Since our transition to IDS CS5 we often experience that corba instances run into a dead-lock randomly.
With a dead instance, i mean that the process is still running, the ior file still exists and seems to be valid (the contentstring is the same as on startup), but the application object is lost. It occurs randomly somewhere during execution of our code and almost always on a different part of our code.
I can simulate this state of IndesignServer by running a corba instance on my MacBook Pro, closing the MBP and wait for about an hour. Then reopen it and trying to connect. Then i get:
org.omg.CORBA.COMM_FAILURE: vmcid: SUN minor code: 201 completed: No
at com.sun.corba.se.impl.logging.ORBUtilSystemException.connectFailure(ORBUtilSystemExceptio n.java:2200)
at com.sun.corba.se.impl.logging.ORBUtilSystemException.connectFailure(ORBUtilSystemExceptio n.java:2221)
at com.sun.corba.se.impl.transport.SocketOrChannelConnectionImpl.<init>(SocketOrChannelConne ctionImpl.java:205)
at com.sun.corba.se.impl.transport.SocketOrChannelConnectionImpl.<init>(SocketOrChannelConne ctionImpl.java:218)
at com.sun.corba.se.impl.transport.SocketOrChannelContactInfoImpl.createConnection(SocketOrC hannelContactInfoImpl.java:101)
at com.sun.corba.se.impl.protocol.CorbaClientRequestDispatcherImpl.beginRequest(CorbaClientR equestDispatcherImpl.java:152)
at com.sun.corba.se.impl.protocol.CorbaClientDelegateImpl.request(CorbaClientDelegateImpl.ja va:118)
at com.adobe.ids.basics._ApplicationStub.updateFonts(Unknown Source)
at be.nss.documentserver.controller.action.OpenSubDocumentAction.execute(OpenSubDocumentActi on.java:50)
Caused by: java.lang.NullPointerException
at com.sun.corba.se.impl.transport.DefaultSocketFactoryImpl.createSocket(DefaultSocketFactor yImpl.java:59)
at com.sun.corba.se.impl.transport.SocketOrChannelConnectionImpl.<init>(SocketOrChannelConne ctionImpl.java:188)
... 9 more
This is exactly what i get on our customers servers (which don't "go to sleep" obviously). Just setting my MacBook Pro to a very short sleep time (1 min.) doesn't invoke this error. This makes it hard to simulate the problem. Apparently the sleep invoked by closing the MBP and waiting an hour isn't the same as putting it asleep, all parameters on, after 1 min.
All OSX versions are 10.6
So i have two questions:
1) What are the possible causes of those dead-locks? Errors in our code (both java and our own IDS plugin) normally cause a real instance crash which is traceable.
2) Is there a way to re-establish a connection to a dead instance?
Thanks in advance for any input!
No one any input? It becomes a real problem reported by several of our customers since we changed to CS5.
Can anyone point me into possible directions we should investigate?
What we checked already:
1) If no more than 1 thread accesses an instance at a time.

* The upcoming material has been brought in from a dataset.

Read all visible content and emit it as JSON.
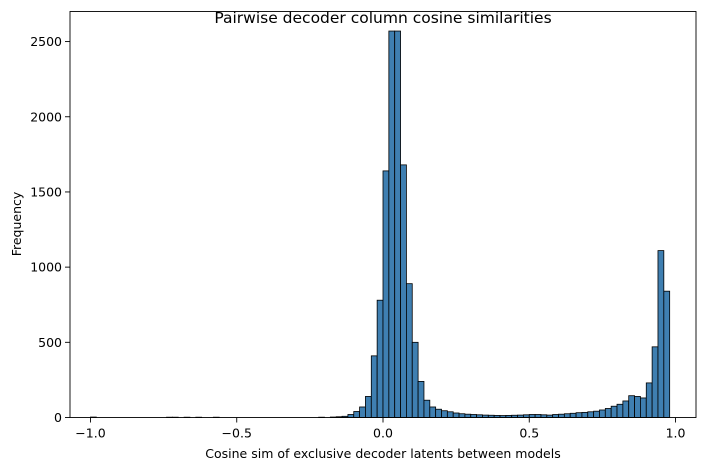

2) We checked out what the error log really meant. We found out that this problem was reported since java 1.4.20. We compile all code for 1.5, but customers work java 1.6.24/26. No idea if this is an issue.
3) We checked out the ORB string and found out that the connection was made with an ipaddress and not with a servername, excluding dns problems.
We are really stuck here.
Thanks in advance for any usefull input.